Both chambers are proposing $8.5 million to support a medical-grade glove manufacturing facility in southwest Virginia that’s promising to create 2,500 new jobs as well as $1 million for a proposed Slavery and Freedom Heritage Site in Richmond, according to money committee documents.
The Senate budget also revives a debate over whether the capital city should get another chance to hold a voter referendum on whether to allow a casino to open.
Earlier in the session, lawmakers defeated measures that would have blocked another Richmond referendum on the matter while allowing the city of Petersburg to host one.
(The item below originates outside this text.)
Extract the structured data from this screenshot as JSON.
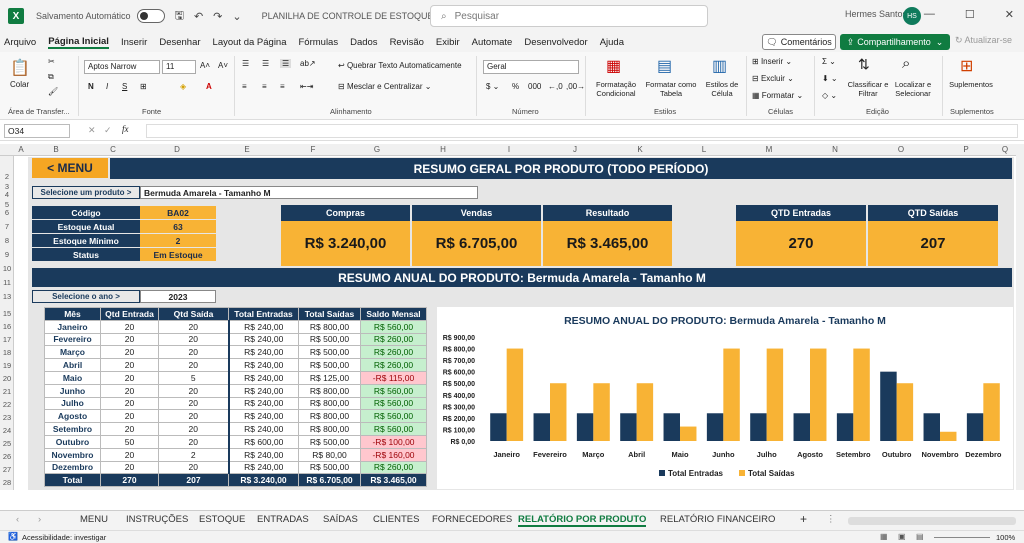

Language in the Senate budget would authorize a study of the possibility of a Petersburg casino, while preventing Richmond from holding another referendum until November 2023.
UNEMPLOYMENT BENEFITS
Legislation that advanced from both chambers Thursday included over $100 million to backfill the state’s unemployment trust fund, which pays benefits for laid-off workers.
The supplements — $110 million in the Senate legislation and $180 million in the House both using federal American Rescue Plan Act funds— are intended to keep employers’ taxes from rising.
The Senate also has proposed $500,000, according to committee documents, to initiate a comprehensive efficiency review of the Virginia Employment Commission, where long-running problems have been on display amid the agency’s response to the surge of claims during the pandemic. Such a review was a recommendation of the legislature’s watchdog agency, which studied the VEC response last year and found a wide range of problems.